March 9, 2025 2 min to read

Build Your Own IOC Playground with ELastic SIEM

Hunt IOC

When it comes to proactive approach of security, threat Hunting comes to the picture. And being aware of IOC aka Indicators of Compromise gives an extra leverage to find malicious urls, hash, IP and block those and take proper action.
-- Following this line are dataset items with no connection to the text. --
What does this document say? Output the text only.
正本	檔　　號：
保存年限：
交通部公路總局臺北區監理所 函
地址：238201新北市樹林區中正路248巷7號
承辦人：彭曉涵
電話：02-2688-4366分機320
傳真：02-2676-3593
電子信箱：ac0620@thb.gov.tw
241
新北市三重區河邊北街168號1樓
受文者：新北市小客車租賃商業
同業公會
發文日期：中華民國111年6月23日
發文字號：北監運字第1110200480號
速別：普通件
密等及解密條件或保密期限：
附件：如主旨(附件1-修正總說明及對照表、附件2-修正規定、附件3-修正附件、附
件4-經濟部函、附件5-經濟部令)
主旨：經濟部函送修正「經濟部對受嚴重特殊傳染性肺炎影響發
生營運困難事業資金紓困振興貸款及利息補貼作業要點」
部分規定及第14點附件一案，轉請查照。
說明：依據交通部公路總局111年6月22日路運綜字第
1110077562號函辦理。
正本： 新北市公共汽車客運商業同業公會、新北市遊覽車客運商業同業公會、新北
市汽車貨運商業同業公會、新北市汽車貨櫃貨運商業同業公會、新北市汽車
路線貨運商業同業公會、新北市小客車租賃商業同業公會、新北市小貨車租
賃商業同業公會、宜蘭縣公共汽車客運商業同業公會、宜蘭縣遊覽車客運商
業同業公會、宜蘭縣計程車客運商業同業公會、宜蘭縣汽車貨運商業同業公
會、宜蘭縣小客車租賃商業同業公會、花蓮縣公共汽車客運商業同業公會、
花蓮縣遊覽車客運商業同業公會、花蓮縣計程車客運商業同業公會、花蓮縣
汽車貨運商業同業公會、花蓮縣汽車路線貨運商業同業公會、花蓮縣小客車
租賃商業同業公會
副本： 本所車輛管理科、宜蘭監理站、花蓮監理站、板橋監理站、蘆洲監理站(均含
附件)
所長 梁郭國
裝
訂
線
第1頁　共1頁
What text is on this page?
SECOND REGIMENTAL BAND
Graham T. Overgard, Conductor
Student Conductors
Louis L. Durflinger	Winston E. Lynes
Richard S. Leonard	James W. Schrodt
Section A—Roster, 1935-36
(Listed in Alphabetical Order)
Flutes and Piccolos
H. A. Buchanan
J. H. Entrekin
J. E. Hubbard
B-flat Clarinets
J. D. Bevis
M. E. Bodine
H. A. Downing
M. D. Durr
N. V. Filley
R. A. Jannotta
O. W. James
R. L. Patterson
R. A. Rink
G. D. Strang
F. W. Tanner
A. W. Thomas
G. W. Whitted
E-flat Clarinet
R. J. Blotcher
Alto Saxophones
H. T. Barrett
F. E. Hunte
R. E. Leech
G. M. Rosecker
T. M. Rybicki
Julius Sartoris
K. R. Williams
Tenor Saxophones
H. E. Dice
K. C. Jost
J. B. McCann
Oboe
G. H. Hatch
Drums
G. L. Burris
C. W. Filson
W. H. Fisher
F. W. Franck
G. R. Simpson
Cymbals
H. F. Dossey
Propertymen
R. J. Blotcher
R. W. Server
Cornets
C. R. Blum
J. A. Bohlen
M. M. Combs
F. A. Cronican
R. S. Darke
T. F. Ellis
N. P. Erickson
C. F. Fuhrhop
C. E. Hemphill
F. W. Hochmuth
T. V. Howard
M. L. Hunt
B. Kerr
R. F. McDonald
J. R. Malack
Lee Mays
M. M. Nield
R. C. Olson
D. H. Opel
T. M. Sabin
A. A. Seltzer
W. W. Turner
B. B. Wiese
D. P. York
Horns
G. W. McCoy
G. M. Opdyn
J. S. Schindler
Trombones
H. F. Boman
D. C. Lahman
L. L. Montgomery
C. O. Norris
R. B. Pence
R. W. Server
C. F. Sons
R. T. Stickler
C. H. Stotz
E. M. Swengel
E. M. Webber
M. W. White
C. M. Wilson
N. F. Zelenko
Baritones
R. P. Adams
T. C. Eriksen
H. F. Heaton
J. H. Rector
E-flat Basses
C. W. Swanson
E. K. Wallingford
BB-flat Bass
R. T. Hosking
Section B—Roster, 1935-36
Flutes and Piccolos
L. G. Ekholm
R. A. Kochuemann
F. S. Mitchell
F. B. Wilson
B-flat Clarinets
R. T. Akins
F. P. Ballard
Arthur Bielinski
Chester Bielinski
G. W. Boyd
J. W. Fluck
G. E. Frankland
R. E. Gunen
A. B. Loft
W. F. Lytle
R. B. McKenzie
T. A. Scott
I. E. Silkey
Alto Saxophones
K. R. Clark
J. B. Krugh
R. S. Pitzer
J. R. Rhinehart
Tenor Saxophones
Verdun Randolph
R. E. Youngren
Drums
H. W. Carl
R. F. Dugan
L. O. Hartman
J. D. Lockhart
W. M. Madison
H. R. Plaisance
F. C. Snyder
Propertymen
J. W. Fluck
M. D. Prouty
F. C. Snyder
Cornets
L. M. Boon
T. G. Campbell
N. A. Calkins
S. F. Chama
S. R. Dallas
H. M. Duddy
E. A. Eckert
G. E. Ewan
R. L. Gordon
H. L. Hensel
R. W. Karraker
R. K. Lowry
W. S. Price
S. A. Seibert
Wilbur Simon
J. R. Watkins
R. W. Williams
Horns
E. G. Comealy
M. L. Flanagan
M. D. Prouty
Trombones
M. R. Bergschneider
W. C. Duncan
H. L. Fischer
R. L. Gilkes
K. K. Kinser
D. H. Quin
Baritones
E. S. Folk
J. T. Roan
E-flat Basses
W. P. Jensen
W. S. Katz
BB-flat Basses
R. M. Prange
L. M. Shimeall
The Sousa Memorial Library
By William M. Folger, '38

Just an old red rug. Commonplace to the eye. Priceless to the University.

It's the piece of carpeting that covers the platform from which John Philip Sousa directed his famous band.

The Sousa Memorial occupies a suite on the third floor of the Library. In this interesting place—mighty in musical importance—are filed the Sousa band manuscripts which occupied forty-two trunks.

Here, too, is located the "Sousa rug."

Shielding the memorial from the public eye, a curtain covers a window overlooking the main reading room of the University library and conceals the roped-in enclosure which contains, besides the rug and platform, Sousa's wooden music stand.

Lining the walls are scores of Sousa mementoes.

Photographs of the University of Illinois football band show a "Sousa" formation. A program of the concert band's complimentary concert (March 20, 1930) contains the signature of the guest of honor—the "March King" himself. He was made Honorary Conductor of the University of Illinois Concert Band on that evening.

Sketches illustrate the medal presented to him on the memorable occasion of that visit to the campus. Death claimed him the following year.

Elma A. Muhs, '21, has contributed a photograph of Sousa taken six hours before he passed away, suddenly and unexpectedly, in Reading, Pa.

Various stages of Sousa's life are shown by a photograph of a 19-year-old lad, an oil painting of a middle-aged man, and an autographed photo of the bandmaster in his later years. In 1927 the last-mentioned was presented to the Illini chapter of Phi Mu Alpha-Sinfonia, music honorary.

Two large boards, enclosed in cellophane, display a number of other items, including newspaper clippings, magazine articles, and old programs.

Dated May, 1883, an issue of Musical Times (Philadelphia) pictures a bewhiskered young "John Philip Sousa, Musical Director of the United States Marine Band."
In this lab, I’m gonna build homelab with Elastic Cloud and Elastic SIEM deployment and generate IOC with AbuseCH .

Basic HLD

Steps to create a hosted Deployment

Signup to Elastic Cloud
Click on Add Deployment
Launching Deployement
Incoming Data Confirmation

Agent Installation

Click on the assets, and Add Agent button
Enroll in Fleet which means elastic agents in fleet to automatically deploy updates and centrally manage the agent.

Install Elastic agent on the host machine, in my case it’s Kali Linux Machine

curl -L -O https://artifacts.elastic.co/downloads/beats/elastic-agent/elastic-agent-9.0.1-linux-arm64.tar.gz 
  tar xzvf elastic-agent-9.0.1-linux-arm64.tar.gz
  cd elastic-agent-9.0.1-linux-arm64
  sudo ./elastic-agent install --url=https://a097fdb86de9432ebec921c664a65f9d.fleet.us-east-1.aws.elastic.cloud:443 --enrollment-token=R0FzLTRwWUJtSzFxcVVmU2tyUUo6OUlIdGticVFtcjJhRVNjR2t1NUY4dw==

Incoming Data confirmation

Now Deploy Elastic Defend

Go to the integration and select Elastic Defend then click Add Elastic Defend

Configuration Integration give it a name and Description
Under Configuration Settings, it should be “Complete EDR with full telemetry”
under Where to host section, select existing host and pick same host where we had deployed 1st agent policy

Save & Continue

Now configure Threat Intel feed, from security project left hand menu side click on Intelligence

Click on AbuseCH TI tool
Add AbuseCH
Select Deployment option as Agent based and toggle off for “collect AbuseCh logs via API using Elastic Agents” . If you have AbuseCH API key feel free to use this option
Now check the TI feeds from Intelligence pannel and feel free to build custom dashboard as well.